A 4-month-old girl was killed after being left in a hot van by her father in Phoenix, Arizona, outside a school district building on Oct. 1.
The 56-year-old father, who has not been named, works as an administrator in the building and told police he forgot to drop the girl off after an appointment.
When man went to his car around 3:30 p.m. to drive home, he discovered the girl was still in the vehicle.
Emergency workers rushed to the scene but they were not able to resuscitate the girl, according to Phoenix Fire Captain Rob McDade.
“The child was probably deceased for an unknown amount of time and enough to where we just could not intervene,” McDade told KTAR.

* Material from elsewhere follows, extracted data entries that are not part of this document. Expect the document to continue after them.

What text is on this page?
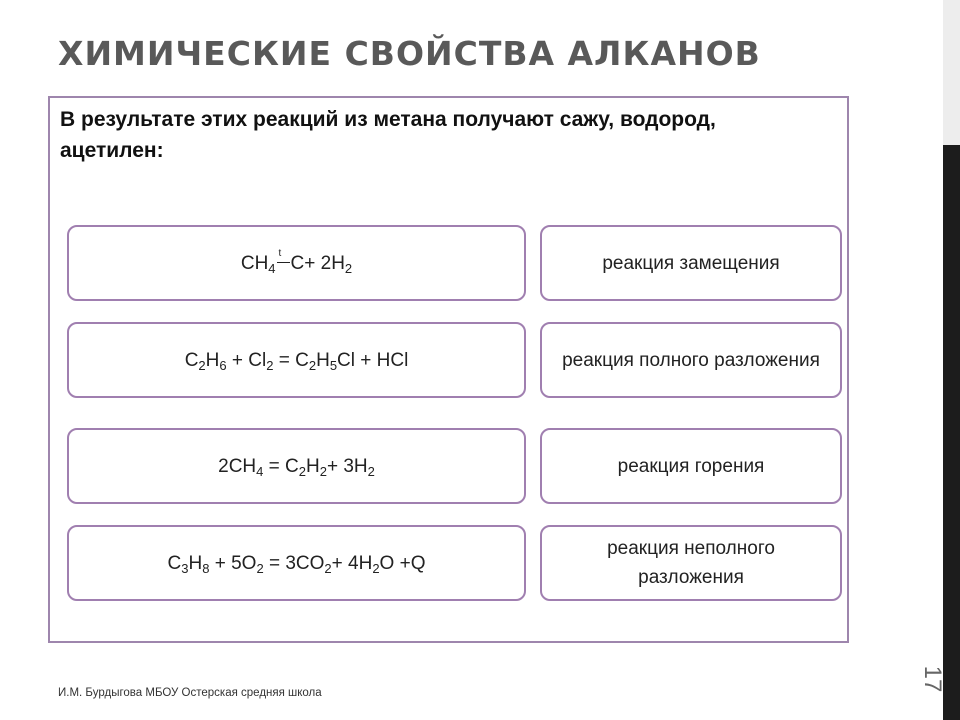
ХИМИЧЕСКИЕ СВОЙСТВА АЛКАНОВ
В результате этих реакций из метана получают сажу, водород, ацетилен:
$CH_4$
t $C+ 2H_2$
$C_2H_6 + Cl_2 = C_2H_5Cl$ + HCl
$2CH_4 = C_2H_2+ 3H_2$
$C_3H_8 + 5O_2 = 3CO_2+ 4H_2O +Q$
реакция замещения
реакция полного разложения
реакция горения
реакция неполного разложения
И.М. Бурдыгова МБОУ Остерская средняя школа
17
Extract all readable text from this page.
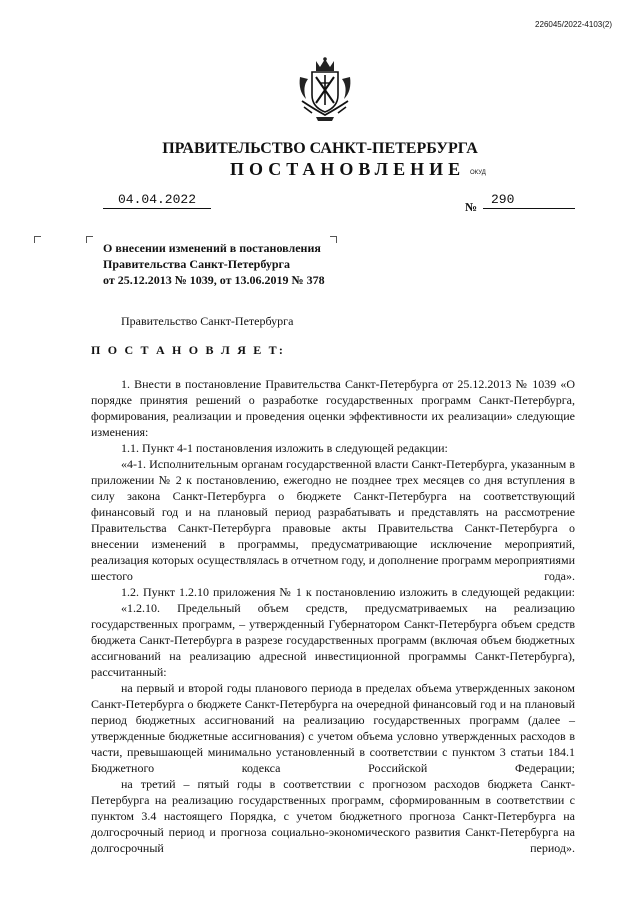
226045/2022-4103(2)
ПРАВИТЕЛЬСТВО САНКТ-ПЕТЕРБУРГА
ПОСТАНОВЛЕНИЕ ОКУД
04.04.2022	№	290
О внесении изменений в постановления
Правительства Санкт-Петербурга
от 25.12.2013 № 1039, от 13.06.2019 № 378
Правительство Санкт-Петербурга
П О С Т А Н О В Л Я Е Т:

1. Внести в постановление Правительства Санкт-Петербурга от 25.12.2013 № 1039 «О порядке принятия решений о разработке государственных программ Санкт-Петербурга, формирования, реализации и проведения оценки эффективности их реализации» следующие изменения:

1.1. Пункт 4-1 постановления изложить в следующей редакции:

«4-1. Исполнительным органам государственной власти Санкт-Петербурга, указанным в приложении № 2 к постановлению, ежегодно не позднее трех месяцев со дня вступления в силу закона Санкт-Петербурга о бюджете Санкт-Петербурга на соответствующий финансовый год и на плановый период разрабатывать и представлять на рассмотрение Правительства Санкт-Петербурга правовые акты Правительства Санкт-Петербурга о внесении изменений в программы, предусматривающие исключение мероприятий, реализация которых осуществлялась в отчетном году, и дополнение программ мероприятиями шестого года».

1.2. Пункт 1.2.10 приложения № 1 к постановлению изложить в следующей редакции:

«1.2.10. Предельный объем средств, предусматриваемых на реализацию государственных программ, – утвержденный Губернатором Санкт-Петербурга объем средств бюджета Санкт-Петербурга в разрезе государственных программ (включая объем бюджетных ассигнований на реализацию адресной инвестиционной программы Санкт-Петербурга), рассчитанный:

на первый и второй годы планового периода в пределах объема утвержденных законом Санкт-Петербурга о бюджете Санкт-Петербурга на очередной финансовый год и на плановый период бюджетных ассигнований на реализацию государственных программ (далее – утвержденные бюджетные ассигнования) с учетом объема условно утвержденных расходов в части, превышающей минимально установленный в соответствии с пунктом 3 статьи 184.1 Бюджетного кодекса Российской Федерации;

на третий – пятый годы в соответствии с прогнозом расходов бюджета Санкт-Петербурга на реализацию государственных программ, сформированным в соответствии с пунктом 3.4 настоящего Порядка, с учетом бюджетного прогноза Санкт-Петербурга на долгосрочный период и прогноза социально-экономического развития Санкт-Петербурга на долгосрочный период».
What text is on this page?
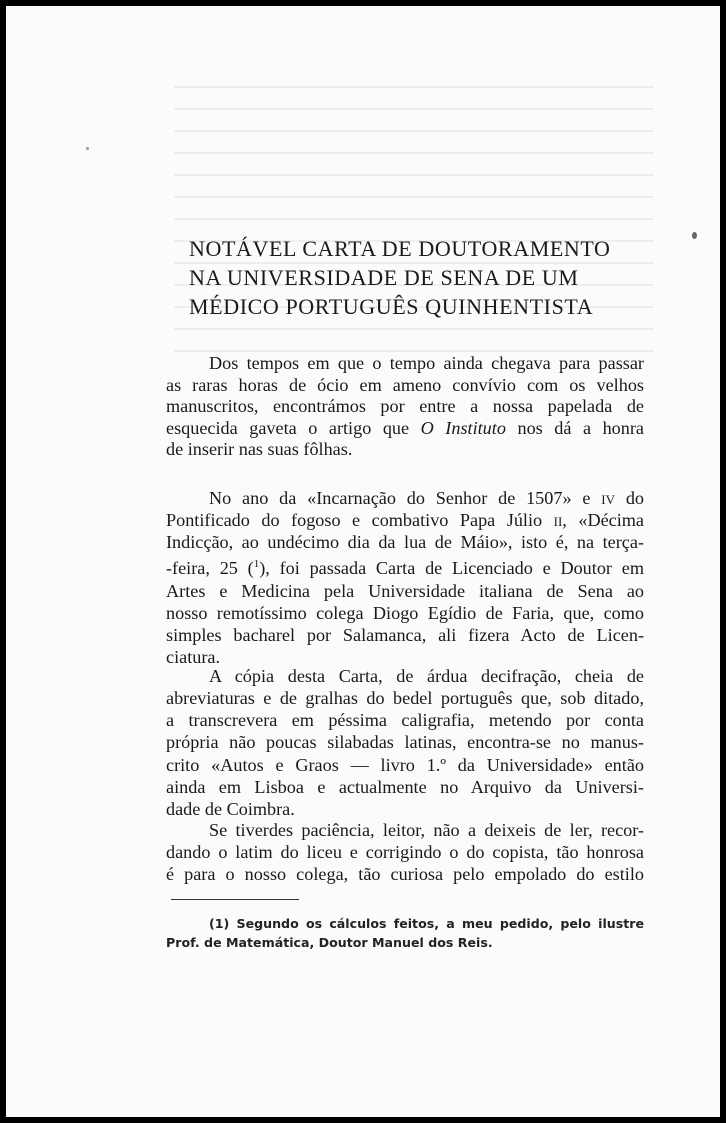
NOTÁVEL CARTA DE DOUTORAMENTO
NA UNIVERSIDADE DE SENA DE UM
MÉDICO PORTUGUÊS QUINHENTISTA
Dos tempos em que o tempo ainda chegava para passar
as raras horas de ócio em ameno convívio com os velhos
manuscritos, encontrámos por entre a nossa papelada de
esquecida gaveta o artigo que O Instituto nos dá a honra
de inserir nas suas fôlhas.
No ano da «Incarnação do Senhor de 1507» e iv do
Pontificado do fogoso e combativo Papa Júlio ii, «Décima
Indicção, ao undécimo dia da lua de Máio», isto é, na terça-
-feira, 25 ($^1$), foi passada Carta de Licenciado e Doutor em
Artes e Medicina pela Universidade italiana de Sena ao
nosso remotíssimo colega Diogo Egídio de Faria, que, como
simples bacharel por Salamanca, ali fizera Acto de Licen-
ciatura.
A cópia desta Carta, de árdua decifração, cheia de
abreviaturas e de gralhas do bedel português que, sob ditado,
a transcrevera em péssima caligrafia, metendo por conta
própria não poucas silabadas latinas, encontra-se no manus-
crito «Autos e Graos — livro 1.º da Universidade» então
ainda em Lisboa e actualmente no Arquivo da Universi-
dade de Coimbra.
Se tiverdes paciência, leitor, não a deixeis de ler, recor-
dando o latim do liceu e corrigindo o do copista, tão honrosa
é para o nosso colega, tão curiosa pelo empolado do estilo
(1) Segundo os cálculos feitos, a meu pedido, pelo ilustre
Prof. de Matemática, Doutor Manuel dos Reis.
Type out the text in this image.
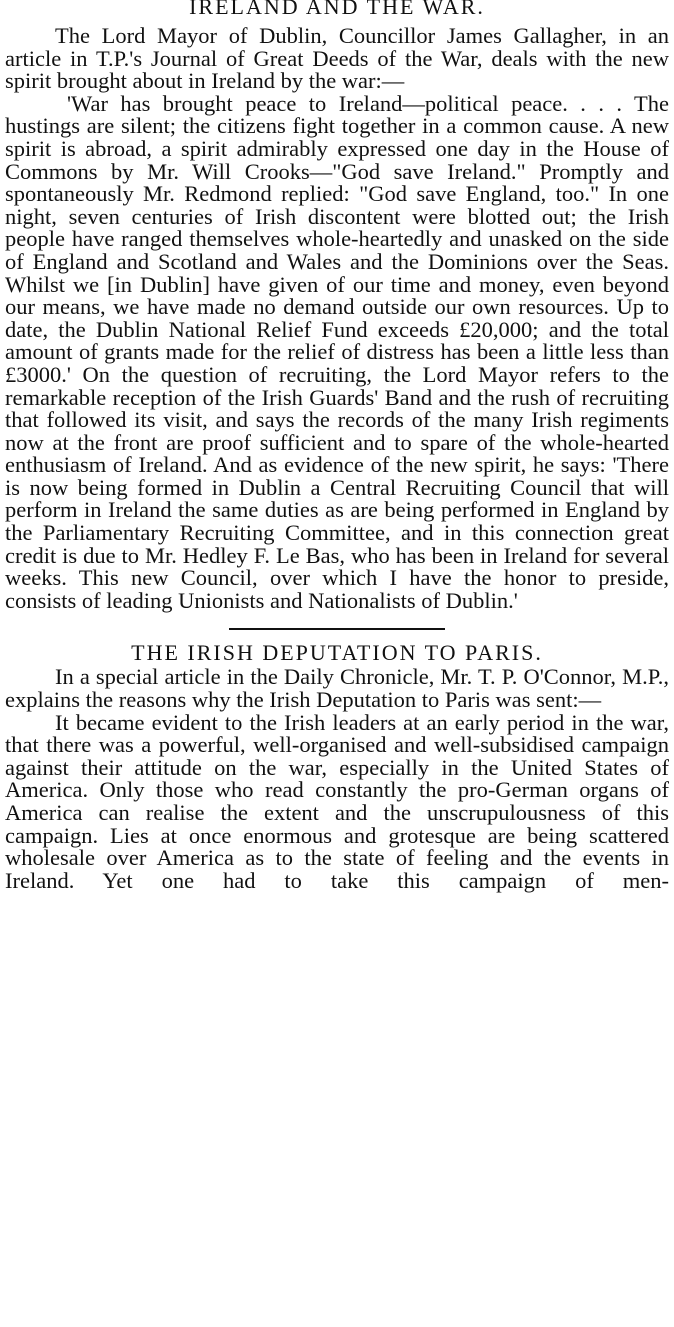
IRELAND AND THE WAR.

The Lord Mayor of Dublin, Councillor James Gallagher, in an article in T.P.'s Journal of Great Deeds of the War, deals with the new spirit brought about in Ireland by the war:—

'War has brought peace to Ireland—political peace. . . . The hustings are silent; the citizens fight together in a common cause. A new spirit is abroad, a spirit admirably expressed one day in the House of Commons by Mr. Will Crooks—"God save Ireland." Promptly and spontaneously Mr. Redmond replied: "God save England, too." In one night, seven centuries of Irish discontent were blotted out; the Irish people have ranged themselves whole-heartedly and unasked on the side of England and Scotland and Wales and the Dominions over the Seas. Whilst we [in Dublin] have given of our time and money, even beyond our means, we have made no demand outside our own resources. Up to date, the Dublin National Relief Fund exceeds £20,000; and the total amount of grants made for the relief of distress has been a little less than £3000.' On the question of recruiting, the Lord Mayor refers to the remarkable reception of the Irish Guards' Band and the rush of recruiting that followed its visit, and says the records of the many Irish regiments now at the front are proof sufficient and to spare of the whole-hearted enthusiasm of Ireland. And as evidence of the new spirit, he says: 'There is now being formed in Dublin a Central Recruiting Council that will perform in Ireland the same duties as are being performed in England by the Parliamentary Recruiting Committee, and in this connection great credit is due to Mr. Hedley F. Le Bas, who has been in Ireland for several weeks. This new Council, over which I have the honor to preside, consists of leading Unionists and Nationalists of Dublin.'

THE IRISH DEPUTATION TO PARIS.

In a special article in the Daily Chronicle, Mr. T. P. O'Connor, M.P., explains the reasons why the Irish Deputation to Paris was sent:—

It became evident to the Irish leaders at an early period in the war, that there was a powerful, well-organised and well-subsidised campaign against their attitude on the war, especially in the United States of America. Only those who read constantly the pro-German organs of America can realise the extent and the unscrupulousness of this campaign. Lies at once enormous and grotesque are being scattered wholesale over America as to the state of feeling and the events in Ireland. Yet one had to take this campaign of men-
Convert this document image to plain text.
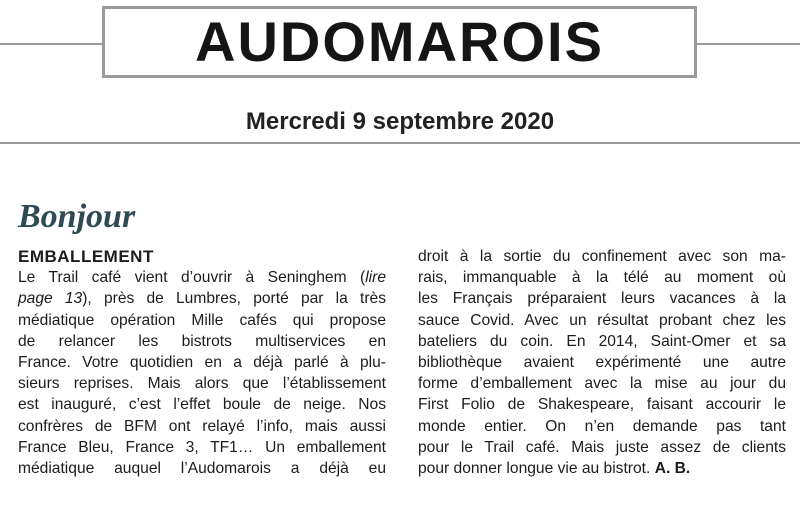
AUDOMAROIS
Mercredi 9 septembre 2020
Bonjour

EMBALLEMENT

Le Trail café vient d’ouvrir à Seninghem (lire
page 13), près de Lumbres, porté par la très
médiatique opération Mille cafés qui propose
de relancer les bistrots multiservices en
France. Votre quotidien en a déjà parlé à plu-
sieurs reprises. Mais alors que l’établissement
est inauguré, c’est l’effet boule de neige. Nos
confrères de BFM ont relayé l’info, mais aussi
France Bleu, France 3, TF1… Un emballement
médiatique auquel l’Audomarois a déjà eu
droit à la sortie du confinement avec son ma-
rais, immanquable à la télé au moment où
les Français préparaient leurs vacances à la
sauce Covid. Avec un résultat probant chez les
bateliers du coin. En 2014, Saint-Omer et sa
bibliothèque avaient expérimenté une autre
forme d’emballement avec la mise au jour du
First Folio de Shakespeare, faisant accourir le
monde entier. On n’en demande pas tant
pour le Trail café. Mais juste assez de clients
pour donner longue vie au bistrot. A. B.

Officials said there is no indication of foul play.
“Him and his wife are people that are always willing to help others,” Detective Luis Samudio with the Phoenix Police Department said at a press conference. “This is a mishap that happened.”
“Sad events, I understand he’s a very good man. A parent. He’s adopted children,” Samudio said, ABC 15 reported.
It was not clear if the man would face criminal charges.
Washington Elementary School District said in a statement: “Staff at the Washington Elementary School District are heartbroken about the death of an employee’s child at our service center. Our hearts go out to our staff member, his family and all of his colleagues who are grieving this tragic loss.”
“We will be providing support to the entire transportation team tomorrow and in the days to come. While we are all grieving, we will continue to provide service to our students and families,” the statement read.
Temperatures in the area were close to 90 degrees Fahrenheit on Tuesday.
Forty-seven children have died from heatstroke in cars so far this year, according to NoHeatStroke.org. Fifty-three died last year and 844 have died from 1998 to the present.
Over half of those children were forgotten by caregivers, while about a quarter gained access to the vehicles and got stuck.
About 19 percent were knowingly left in the vehicles by their caregivers.
The U.S. National Safety Council said that caregivers can be aware of the deaths and take action.
“Parents and caregivers can act immediately to end these deaths. Even on relatively mild days, temperatures inside vehicles still can reach life-threatening levels in minutes, and cracking the window doesn’t help,” the council stated on its website.
“The National Safety Council advises parents and caregivers to stick to a routine and avoid distractions to reduce the risk of forgetting a child. Keep car doors locked so children cannot gain access, and teach them that cars are not play areas. Place a purse, briefcase or even a left shoe in the back seat to force you to take one last glance.”